Should I test my algorithm using a standard dataset that I believe is flawed?

You leave a lot unsaid here, such as how expensive (time, money) it is to run the algorithm on any given dataset and how much effort to create a new one.

Three pieces of advice, though. If it is more or less standard to use the published data, then using that should give you some basis for evaluating your algorithm compared to others. With a new dataset you lose that opportunity.

A new dataset also leaves you open to a charge that the "great" results you got were just an artifact of the dataset you created on your own. You should probably avoid that. At least as the first iteration.

There is no reason that you couldn't use the existing dataset, gather your results, but also, in the same paper, discuss the shortcomings of that dataset. This also gives you an opening to future work and you might even get some advice on how to avoid the second point above.

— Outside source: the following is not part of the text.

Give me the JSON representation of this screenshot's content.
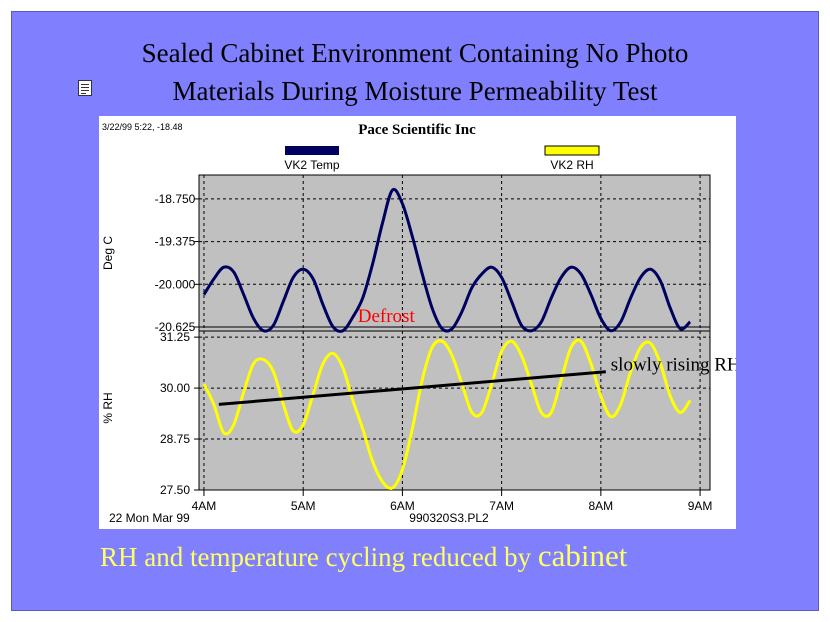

Ok. Four pieces of advice. If you are new at this (and not a doctoral candidate writing a dissertation) you don't need to push the boundaries too far to make a contribution. You can use the simplest case to set up your case 4. for the future. But if you buck current practice very much you need to justify it.


On the other hand, if you are a doctoral candidate, the significance of your work is normally considered more important than the time you need to put into it and the expectation is that it is novel. But you still need to avoid the charge of tailoring the data to fit the desired results.


In general, I would recommend this option, the third one:

  1. Publish my algorithm using a more robust benchmark that I create on my own, in addition to the flawed benchmark. Many papers test their algorithms on additional custom datasets (though usually simulations) so this is not unusual. However, this would imply I consider the flawed benchmark valid and that would still be the results most people look at.

As also already suggested by the other answers, you can explain in the paper what flaws you have perceived in the dataset, but still test on it anyway. That way, you do not necessarily imply that you consider the flawed benchmark valid, but also avoid "accusations" that you only made up your own dataset in order to find something your algorithm performs well on.

Additionally, it may be interesting to note that pointing out flaws in existing benchmarks with widespread use can be a very useful contribution in and of itself, maybe even the focus of an entire paper, provided that you do it well and thoroughly. See some examples (also from the field of AI):

  • Revisiting the Arcade Learning Environment: Evaluation Protocols and Open Problems for General Agents: this paper points out some flaws in how a lot of existing research has flawed evaluations in the "Arcade Learning Environment" (this is in Reinforcement Learning). Importantly, it also proposes solutions.
  • Deep Reinforcement Learning that Matters: another paper which points out flaws in evaluation methodology, again in (deep) Reinforcement Learning, this one is a bit more general than just about the "Arcade Learning Environment".
  • A Detailed Analysis of the KDD Cup 99 Data Set: a much older example, and perhaps more similar to your case in that it points out flaws in a particular dataset commonly used for evaluations, rather than flaws in evaluation methodology.

So, you basically say that standard data batch has a flaw / does not take something into account. And you already have some kind of an implementation you would like to test. It does not work well with standard data because of the flaw. It would be possible for you to create a further data set where your code shines.


I would do the following in the paper:

  • Highlight the initial broad problem you are trying to solve. (Things like real-time rendering, image registration, 3SAT, etc.) It would be best if you could already there indicate what does the standard data set not regard, but what is an inherent part of the problem. (Like, "the absorbed light is not immediately reflected back at the same spot", "the objects are deformed in-between", n=2.)
  • Present your solution, implementation details, and special efforts to take care of the said issue.
  • Test your implementation on the community-acknowledged standard data set (with a notice that it does not fully represent the said issue). Additionally, build and present a better data set that takes in the account the above issue. Ensure the data set is publicly available. You might want to use Zenodo or other public repositories in order to not relay on your university website.

    Absolutely, do test your method on the new data set. This is the actual selling point: "There was a flaw in old data set / way of thinking. Here is a new data set that does not have it. Here is a method that works well with it."

    The best way of comparison is to put an existing method (or methods) on par with your new method using both old and new data sets.

Actually, come up with the new data set and test your approach on it first. If it does not work, you do not need to write the paper.